After reading a good number of papers and books about the applications of data analysis in the oil and gas industry, in addition to other industries, and given that data analysis is the area of expertise of the authors, this paper was written to demonstrate real examples of data processing and validation workflows. This work is intended to cover the gaps in the literature were many of the publications only discuss the importance of data-driven analytics.

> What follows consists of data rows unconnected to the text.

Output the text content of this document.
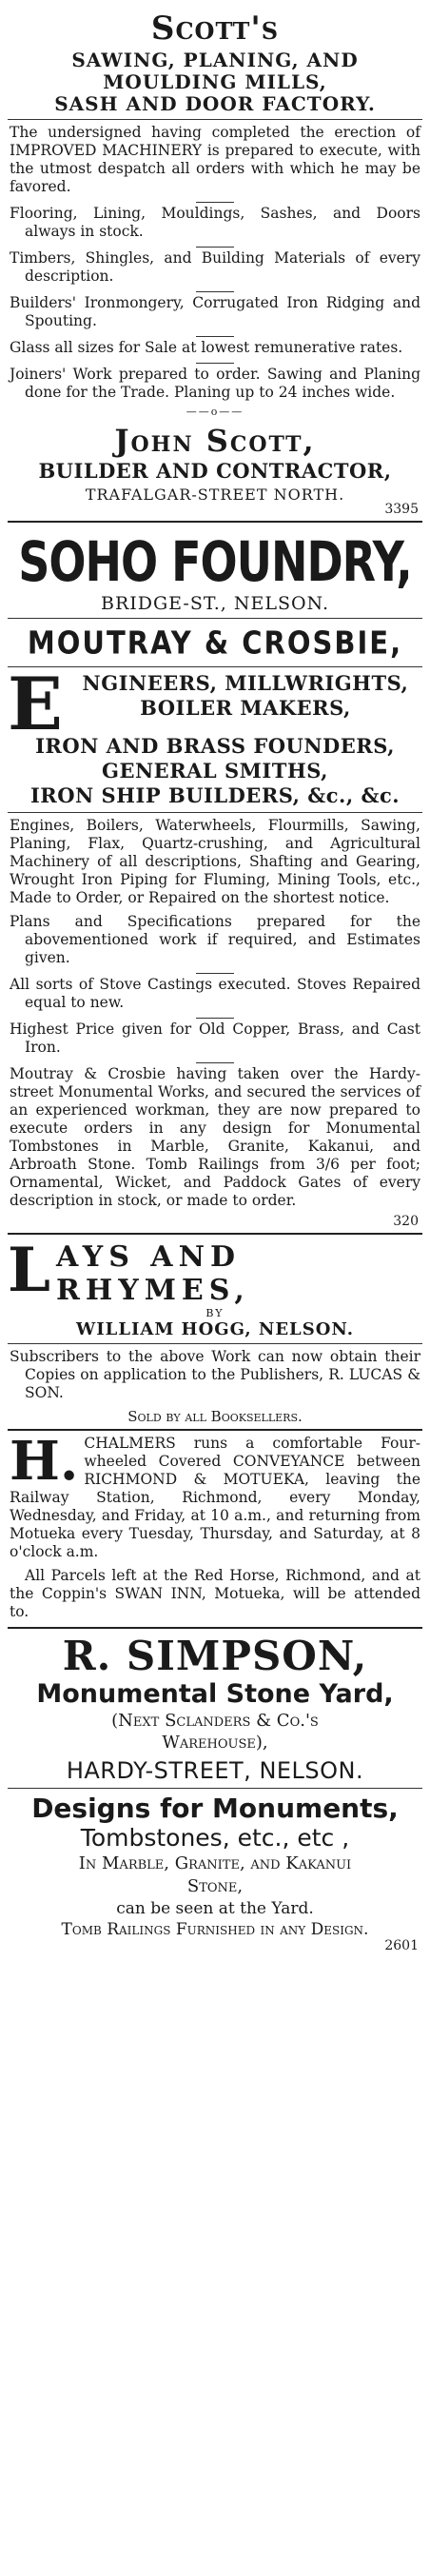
Scott's
SAWING, PLANING, AND
MOULDING MILLS,
SASH AND DOOR FACTORY.

The undersigned having completed the erection of IMPROVED MACHINERY is prepared to execute, with the utmost despatch all orders with which he may be favored.

Flooring, Lining, Mouldings, Sashes, and Doors always in stock.

Timbers, Shingles, and Building Materials of every description.

Builders' Ironmongery, Corrugated Iron Ridging and Spouting.

Glass all sizes for Sale at lowest remunerative rates.

Joiners' Work prepared to order. Sawing and Planing done for the Trade. Planing up to 24 inches wide.

——o——
John Scott,
BUILDER AND CONTRACTOR,
TRAFALGAR-STREET NORTH.
3395
SOHO FOUNDRY,
BRIDGE-ST., NELSON.
MOUTRAY & CROSBIE,
E NGINEERS, MILLWRIGHTS,
BOILER MAKERS,
IRON AND BRASS FOUNDERS,
GENERAL SMITHS,
IRON SHIP BUILDERS, &c., &c.

Engines, Boilers, Waterwheels, Flourmills, Sawing, Planing, Flax, Quartz-crushing, and Agricultural Machinery of all descriptions, Shafting and Gearing, Wrought Iron Piping for Fluming, Mining Tools, etc., Made to Order, or Repaired on the shortest notice.

Plans and Specifications prepared for the abovementioned work if required, and Estimates given.

All sorts of Stove Castings executed. Stoves Repaired equal to new.

Highest Price given for Old Copper, Brass, and Cast Iron.

Moutray & Crosbie having taken over the Hardy-street Monumental Works, and secured the services of an experienced workman, they are now prepared to execute orders in any design for Monumental Tombstones in Marble, Granite, Kakanui, and Arbroath Stone. Tomb Railings from 3/6 per foot; Ornamental, Wicket, and Paddock Gates of every description in stock, or made to order.

320
L AYS AND RHYMES,
BY
WILLIAM HOGG, NELSON.

Subscribers to the above Work can now obtain their Copies on application to the Publishers, R. LUCAS & SON.

Sold by all Booksellers.
H. CHALMERS runs a comfortable Four-wheeled Covered CONVEYANCE between RICHMOND & MOTUEKA, leaving the Railway Station, Richmond, every Monday, Wednesday, and Friday, at 10 a.m., and returning from Motueka every Tuesday, Thursday, and Saturday, at 8 o'clock a.m.

All Parcels left at the Red Horse, Richmond, and at the Coppin's SWAN INN, Motueka, will be attended to.

R. SIMPSON,
Monumental Stone Yard,
(Next Sclanders & Co.'s
Warehouse),
HARDY-STREET, NELSON.
Designs for Monuments,
Tombstones, etc., etc ,
In Marble, Granite, and Kakanui
Stone,
can be seen at the Yard.
Tomb Railings Furnished in any Design.
2601
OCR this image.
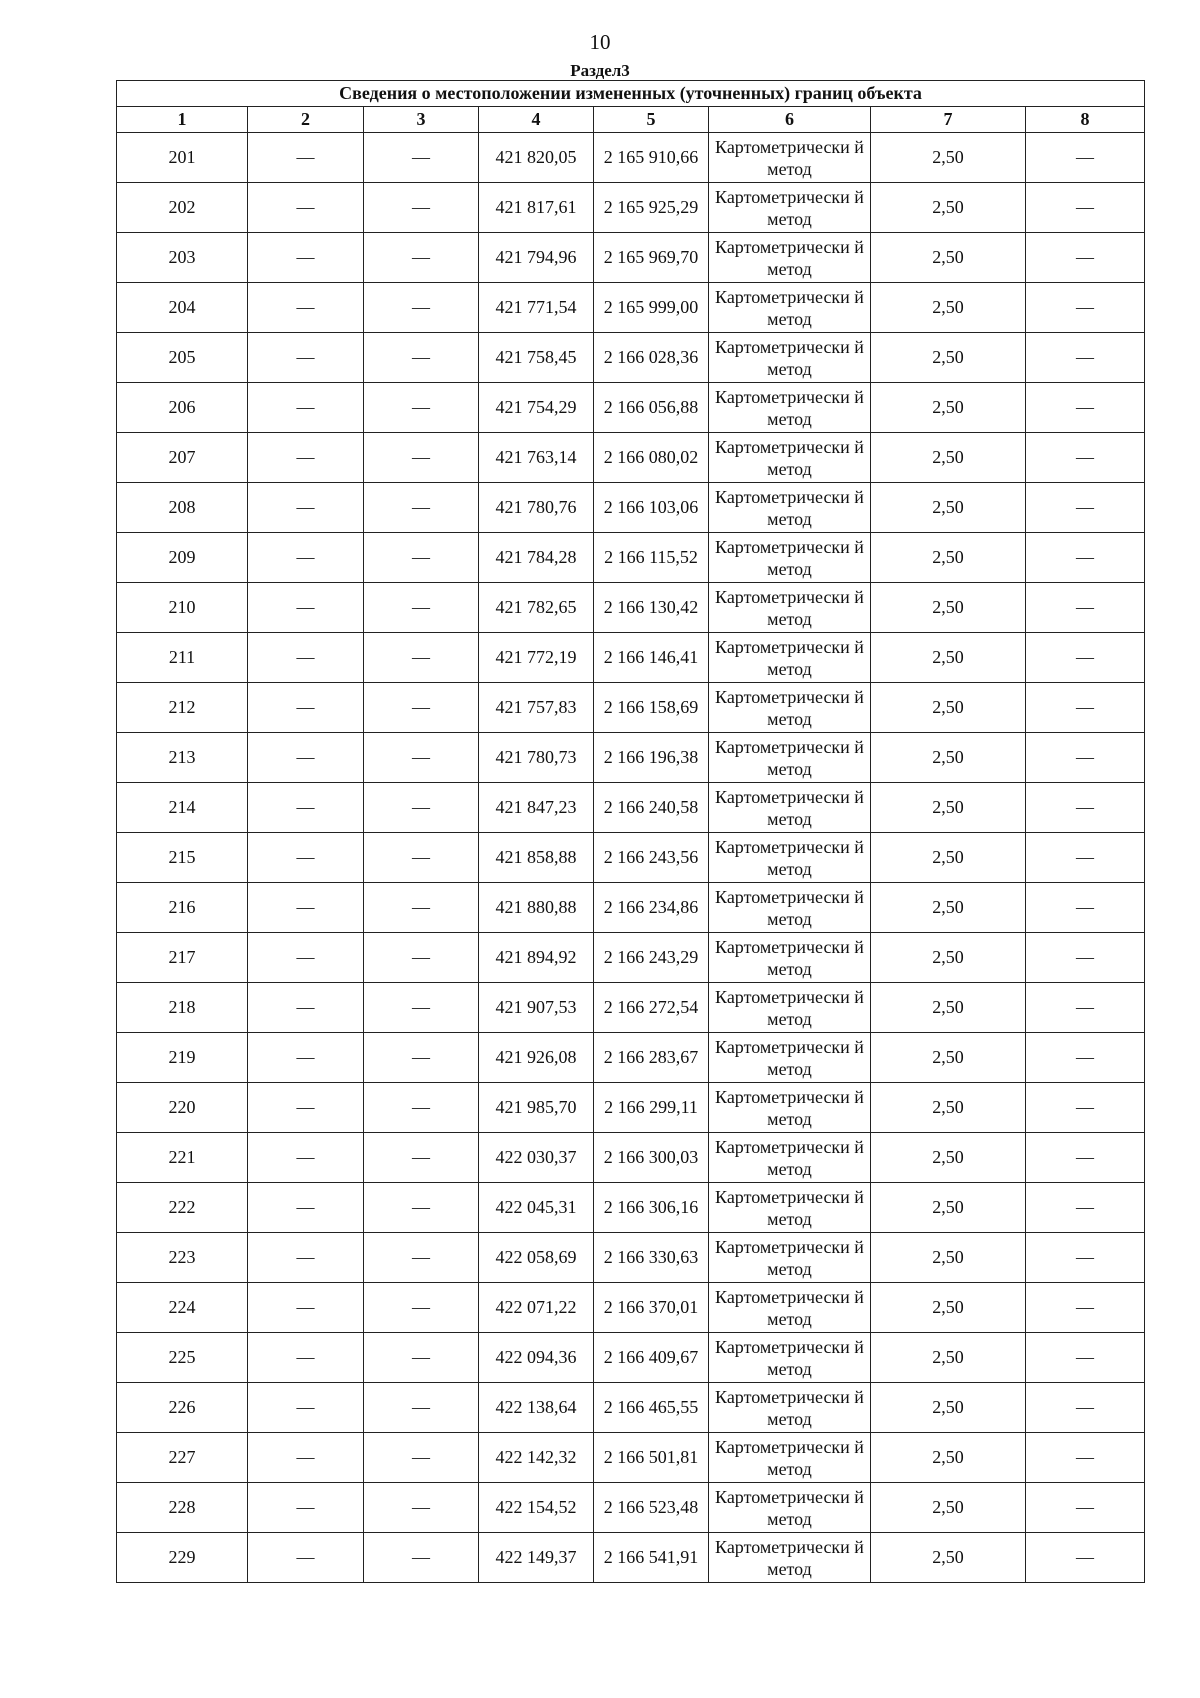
10
Раздел3
Сведения о местоположении измененных (уточненных) границ объекта							
1	2	3	4	5	6	7	8
201	—	—	421 820,05	2 165 910,66	Картометрически й метод	2,50	—
202	—	—	421 817,61	2 165 925,29	Картометрически й метод	2,50	—
203	—	—	421 794,96	2 165 969,70	Картометрически й метод	2,50	—
204	—	—	421 771,54	2 165 999,00	Картометрически й метод	2,50	—
205	—	—	421 758,45	2 166 028,36	Картометрически й метод	2,50	—
206	—	—	421 754,29	2 166 056,88	Картометрически й метод	2,50	—
207	—	—	421 763,14	2 166 080,02	Картометрически й метод	2,50	—
208	—	—	421 780,76	2 166 103,06	Картометрически й метод	2,50	—
209	—	—	421 784,28	2 166 115,52	Картометрически й метод	2,50	—
210	—	—	421 782,65	2 166 130,42	Картометрически й метод	2,50	—
211	—	—	421 772,19	2 166 146,41	Картометрически й метод	2,50	—
212	—	—	421 757,83	2 166 158,69	Картометрически й метод	2,50	—
213	—	—	421 780,73	2 166 196,38	Картометрически й метод	2,50	—
214	—	—	421 847,23	2 166 240,58	Картометрически й метод	2,50	—
215	—	—	421 858,88	2 166 243,56	Картометрически й метод	2,50	—
216	—	—	421 880,88	2 166 234,86	Картометрически й метод	2,50	—
217	—	—	421 894,92	2 166 243,29	Картометрически й метод	2,50	—
218	—	—	421 907,53	2 166 272,54	Картометрически й метод	2,50	—
219	—	—	421 926,08	2 166 283,67	Картометрически й метод	2,50	—
220	—	—	421 985,70	2 166 299,11	Картометрически й метод	2,50	—
221	—	—	422 030,37	2 166 300,03	Картометрически й метод	2,50	—
222	—	—	422 045,31	2 166 306,16	Картометрически й метод	2,50	—
223	—	—	422 058,69	2 166 330,63	Картометрически й метод	2,50	—
224	—	—	422 071,22	2 166 370,01	Картометрически й метод	2,50	—
225	—	—	422 094,36	2 166 409,67	Картометрически й метод	2,50	—
226	—	—	422 138,64	2 166 465,55	Картометрически й метод	2,50	—
227	—	—	422 142,32	2 166 501,81	Картометрически й метод	2,50	—
228	—	—	422 154,52	2 166 523,48	Картометрически й метод	2,50	—
229	—	—	422 149,37	2 166 541,91	Картометрически й метод	2,50	—
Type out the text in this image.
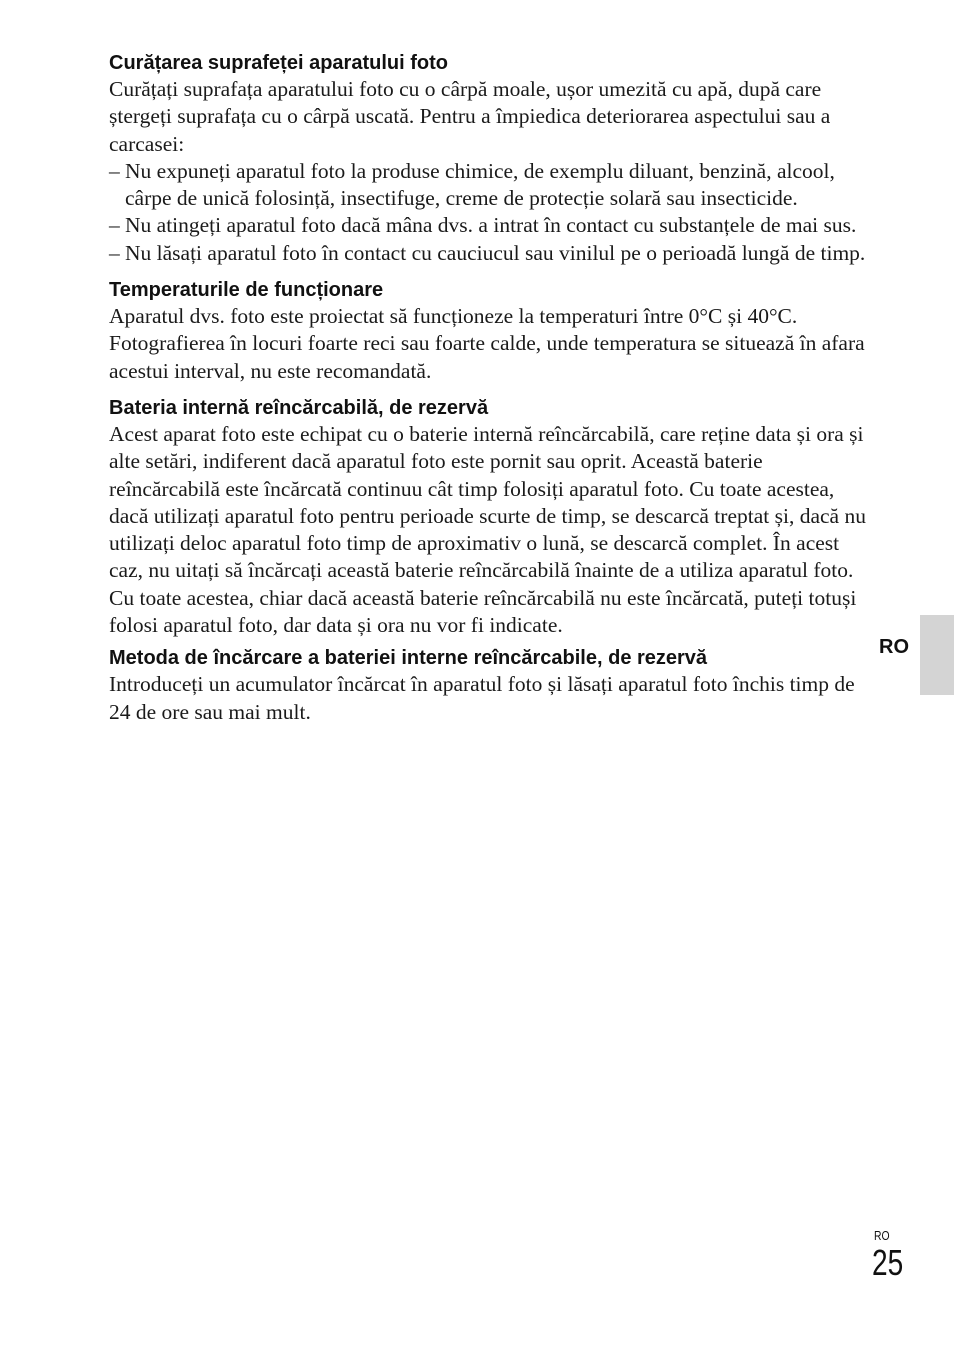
Curățarea suprafeței aparatului foto

Curățați suprafața aparatului foto cu o cârpă moale, ușor umezită cu apă, după care ștergeți suprafața cu o cârpă uscată. Pentru a împiedica deteriorarea aspectului sau a carcasei:

– Nu expuneți aparatul foto la produse chimice, de exemplu diluant, benzină, alcool, cârpe de unică folosință, insectifuge, creme de protecție solară sau insecticide.
– Nu atingeți aparatul foto dacă mâna dvs. a intrat în contact cu substanțele de mai sus.
– Nu lăsați aparatul foto în contact cu cauciucul sau vinilul pe o perioadă lungă de timp.
Temperaturile de funcționare

Aparatul dvs. foto este proiectat să funcționeze la temperaturi între 0°C și 40°C. Fotografierea în locuri foarte reci sau foarte calde, unde temperatura se situează în afara acestui interval, nu este recomandată.

Bateria internă reîncărcabilă, de rezervă

Acest aparat foto este echipat cu o baterie internă reîncărcabilă, care reține data și ora și alte setări, indiferent dacă aparatul foto este pornit sau oprit. Această baterie reîncărcabilă este încărcată continuu cât timp folosiți aparatul foto. Cu toate acestea, dacă utilizați aparatul foto pentru perioade scurte de timp, se descarcă treptat și, dacă nu utilizați deloc aparatul foto timp de aproximativ o lună, se descarcă complet. În acest caz, nu uitați să încărcați această baterie reîncărcabilă înainte de a utiliza aparatul foto.

Cu toate acestea, chiar dacă această baterie reîncărcabilă nu este încărcată, puteți totuși folosi aparatul foto, dar data și ora nu vor fi indicate.

Metoda de încărcare a bateriei interne reîncărcabile, de rezervă

Introduceți un acumulator încărcat în aparatul foto și lăsați aparatul foto închis timp de 24 de ore sau mai mult.

RO
RO
25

This paper provides an overview of the diverse and bulk data generating sources in the oil and gas industry, starting from the exploration phase to the end of the lifecycle of the well. It provides an example of utilizing a public domain database (FracFocus) and demonstrates a step by step workflow on how to collect and process the data based on the objective of the analytics. Two real examples of descriptive and predictive analytics are also demonstrated in this paper to show the power of having a diverse and multiple resources databases. A framework of data validation and preparation is also shown to illustrate data quality checks combined with best practices of data cleansing and outlier detection methodologies.
This paper provides a clear methodology on how to successfully apply data analysis which can serve as a guide for some future data analysis applications in the oil and gas industry.